La mobilisation des ressources en eau, a-t-il encore expliqué, représente le préalable qui donne la plus value aux autres facteurs et techniques de production. « La crise alimentaire que nous vivons en ce moment, a au moins ceci d’instructif qu’elle nous révèle encore à quel point notre système actuel de production reste vulnérable aux aléas climatiques et tributaires des pluies », a fait savoir le ministre Sédogo. Ainsi, de son avis, le déficit alimentaire de la dernière campagne interpelle tous les acteurs à un passage d’une production pluviale à la promotion de l’agriculture irriguée dans les zones où il existe des potentialités.

Le gouvernement conscient de cette nécessité a prévu près de 500 milliards pour la maîtrise de l’eau et des aménagements agricoles. Une somme faisant partie des 1230 milliards de FCFA destinés à la mise en œuvre du Programme national du secteur rural (PNSR). Dans la même veine, le premier responsable de l’Agriculture a précisé que son département a élargi son champ de prospection et d’études à toutes les zones qui présentent les conditions géomorphologiques de réalisation de barrages, de petites retenues d’eau... Et cela pour mobiliser les ressources en eau pouvant servir à une irrigation totale en saison sèche ou à des irrigations d’appoint en saison des pluies.

La bonne gestion des barrages

Mais pour Laurent Sédogo, si ces 7 barrages ont subi les contrecoups des changements climatiques à travers les inondations, leurs gestions nécessitent un changement de comportement de la part des populations. « Je voudrais inviter le monde rural, en particulier les acteurs chargés de la gestion de l’eau à mieux se mobiliser pour le maintien d’une discipline très rigoureuse autour des retenues d’eau et des aménagements agricoles », a-t-il martelé. Et de poursuivre : « Ceux qui exploitent dans le lit du barrage doivent désormais respecter la zone de servitude car rien ne sert de mobiliser des milliards pour réhabiliter des barrages et que dans quelques années ils soient ensablés ».

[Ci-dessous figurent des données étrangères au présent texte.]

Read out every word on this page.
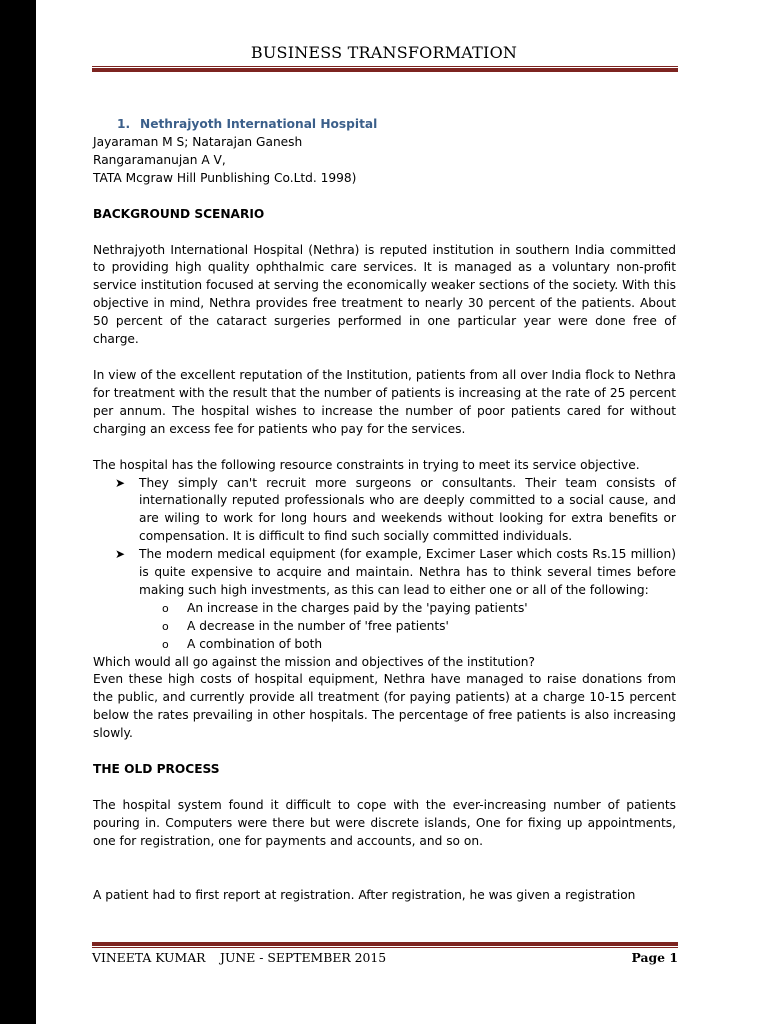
BUSINESS TRANSFORMATION

1. Nethrajyoth International Hospital

Jayaraman M S; Natarajan Ganesh

Rangaramanujan A V,

TATA Mcgraw Hill Punblishing Co.Ltd. 1998)

BACKGROUND SCENARIO

Nethrajyoth International Hospital (Nethra) is reputed institution in southern India committed to providing high quality ophthalmic care services. It is managed as a voluntary non-profit service institution focused at serving the economically weaker sections of the society. With this objective in mind, Nethra provides free treatment to nearly 30 percent of the patients. About 50 percent of the cataract surgeries performed in one particular year were done free of charge.

In view of the excellent reputation of the Institution, patients from all over India flock to Nethra for treatment with the result that the number of patients is increasing at the rate of 25 percent per annum. The hospital wishes to increase the number of poor patients cared for without charging an excess fee for patients who pay for the services.

The hospital has the following resource constraints in trying to meet its service objective.

➤ They simply can't recruit more surgeons or consultants. Their team consists of internationally reputed professionals who are deeply committed to a social cause, and are wiling to work for long hours and weekends without looking for extra benefits or compensation. It is difficult to find such socially committed individuals.
➤ The modern medical equipment (for example, Excimer Laser which costs Rs.15 million) is quite expensive to acquire and maintain. Nethra has to think several times before making such high investments, as this can lead to either one or all of the following:
o An increase in the charges paid by the 'paying patients'
o A decrease in the number of 'free patients'
o A combination of both

Which would all go against the mission and objectives of the institution?

Even these high costs of hospital equipment, Nethra have managed to raise donations from the public, and currently provide all treatment (for paying patients) at a charge 10-15 percent below the rates prevailing in other hospitals. The percentage of free patients is also increasing slowly.

THE OLD PROCESS

The hospital system found it difficult to cope with the ever-increasing number of patients pouring in. Computers were there but were discrete islands, One for fixing up appointments, one for registration, one for payments and accounts, and so on.

A patient had to first report at registration. After registration, he was given a registration

VINEETA KUMAR JUNE - SEPTEMBER 2015	Page 1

Le ministre a aussi interpellé les trois entreprises qui ont en charge la réhabilitation des 7 barrages en les invitant à livrer de bons ouvrages réalisés dans les règles de l’art et dans le délai. Car, a-t-il affirmé, réhabiliter un barrage, c’est lui donner une nouvelle vie et non un sursis à sa dégradation. L’opération de réhabilitation s’inscrit dans le cadre du projet : « Réduction de la vulnérabilité des petits barrages aux changements climatiques et le renforcement de leur contribution à la sécurité alimentaire » financé par le royaume de Suède à hauteur de 7 milliards 300 millions FCFA. Selon le chargé d’affaire à l’ambassade de Suède au Burkina, Owe Anderson, l’état de mise en œuvre du projet, à ce jour, montre que son premier objectif s’exécute normalement malgré des retards accusés en 2010.

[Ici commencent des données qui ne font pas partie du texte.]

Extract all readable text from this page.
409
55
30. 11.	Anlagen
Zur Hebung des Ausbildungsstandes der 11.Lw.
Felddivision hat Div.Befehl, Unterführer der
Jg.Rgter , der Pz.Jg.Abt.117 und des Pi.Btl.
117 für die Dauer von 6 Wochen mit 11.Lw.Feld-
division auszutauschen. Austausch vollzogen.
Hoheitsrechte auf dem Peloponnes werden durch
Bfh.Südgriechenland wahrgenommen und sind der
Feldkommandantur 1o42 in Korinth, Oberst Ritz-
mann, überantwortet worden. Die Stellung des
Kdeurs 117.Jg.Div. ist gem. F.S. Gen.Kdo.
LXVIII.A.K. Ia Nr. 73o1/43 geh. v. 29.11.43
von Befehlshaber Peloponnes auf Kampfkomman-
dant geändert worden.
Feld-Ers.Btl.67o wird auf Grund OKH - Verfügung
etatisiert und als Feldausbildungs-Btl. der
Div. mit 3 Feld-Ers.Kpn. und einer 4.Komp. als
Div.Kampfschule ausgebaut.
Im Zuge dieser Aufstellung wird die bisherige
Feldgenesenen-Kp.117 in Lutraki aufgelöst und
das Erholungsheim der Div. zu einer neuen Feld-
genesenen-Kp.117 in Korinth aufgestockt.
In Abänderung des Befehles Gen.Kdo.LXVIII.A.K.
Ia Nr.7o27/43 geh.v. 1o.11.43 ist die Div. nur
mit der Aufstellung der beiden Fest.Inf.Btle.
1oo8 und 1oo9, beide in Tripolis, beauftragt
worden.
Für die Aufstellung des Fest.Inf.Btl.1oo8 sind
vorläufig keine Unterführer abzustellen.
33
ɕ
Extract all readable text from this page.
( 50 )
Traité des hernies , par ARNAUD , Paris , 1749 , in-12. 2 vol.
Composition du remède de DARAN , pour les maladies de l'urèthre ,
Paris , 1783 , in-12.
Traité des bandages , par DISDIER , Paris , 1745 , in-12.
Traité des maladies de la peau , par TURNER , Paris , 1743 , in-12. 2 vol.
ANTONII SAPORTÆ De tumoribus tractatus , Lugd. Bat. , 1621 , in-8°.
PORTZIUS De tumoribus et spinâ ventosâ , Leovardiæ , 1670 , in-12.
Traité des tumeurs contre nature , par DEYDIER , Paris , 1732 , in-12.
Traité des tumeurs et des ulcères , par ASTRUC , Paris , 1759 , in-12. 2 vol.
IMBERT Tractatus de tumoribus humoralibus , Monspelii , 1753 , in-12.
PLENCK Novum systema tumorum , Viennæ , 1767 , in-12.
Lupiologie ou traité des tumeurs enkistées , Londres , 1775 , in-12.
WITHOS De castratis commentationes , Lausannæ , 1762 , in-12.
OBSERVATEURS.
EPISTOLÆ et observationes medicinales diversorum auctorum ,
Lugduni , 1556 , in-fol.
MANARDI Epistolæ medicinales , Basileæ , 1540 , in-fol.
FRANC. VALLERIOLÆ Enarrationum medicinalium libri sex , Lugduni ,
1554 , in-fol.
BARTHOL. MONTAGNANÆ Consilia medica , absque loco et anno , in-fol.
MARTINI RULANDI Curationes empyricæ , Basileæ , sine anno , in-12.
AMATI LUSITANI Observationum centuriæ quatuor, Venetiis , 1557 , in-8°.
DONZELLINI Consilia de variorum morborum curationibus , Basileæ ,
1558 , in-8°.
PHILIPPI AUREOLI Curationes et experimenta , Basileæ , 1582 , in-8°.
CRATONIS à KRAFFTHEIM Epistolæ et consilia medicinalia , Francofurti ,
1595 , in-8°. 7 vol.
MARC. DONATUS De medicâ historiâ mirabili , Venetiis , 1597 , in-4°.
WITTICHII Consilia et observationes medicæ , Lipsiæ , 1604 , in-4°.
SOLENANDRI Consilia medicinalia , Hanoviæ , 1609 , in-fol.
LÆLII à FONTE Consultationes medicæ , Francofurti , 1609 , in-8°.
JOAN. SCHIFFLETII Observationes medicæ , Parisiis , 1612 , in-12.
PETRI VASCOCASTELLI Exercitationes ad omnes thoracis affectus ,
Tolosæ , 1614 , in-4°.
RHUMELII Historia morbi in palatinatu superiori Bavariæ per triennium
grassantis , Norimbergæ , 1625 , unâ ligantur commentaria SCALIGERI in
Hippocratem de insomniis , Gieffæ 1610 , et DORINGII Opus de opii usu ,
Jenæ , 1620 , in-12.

Pour lui, ces progrès sont lents à cause de la nécessité de mettre à jour les études de faisabilité des barrages concernés en y intégrant la dimension des droits humains et la valorisation des systèmes d’irrigation. En outre, M. Anderson a tenu à encourager le Fonds de l’eau et de l’équipement rural (FEER), structure pilotant le projet, à relever ce défi le plus tôt possible afin de garantir son succès. « Je reste optimiste quant à la poursuite de notre coopération qui, en dehors du secteur de l’eau, couvre aussi l’appui budgétaire, la santé, l’éducation et l’environnement », a-t-il rassuré.

Et de conclure, comme on le dit en beauté : « la priorité que vous accordez à l’eau pour la production agricole sera soutenue par la Suède ». La visite du barrage de Yaonghin (d’une capacité de 1 ?895 ?000 m3) en pleine réhabilitation et le lancement officiel des activités par le ministre Sédogo ont mis fin à la cérémonie.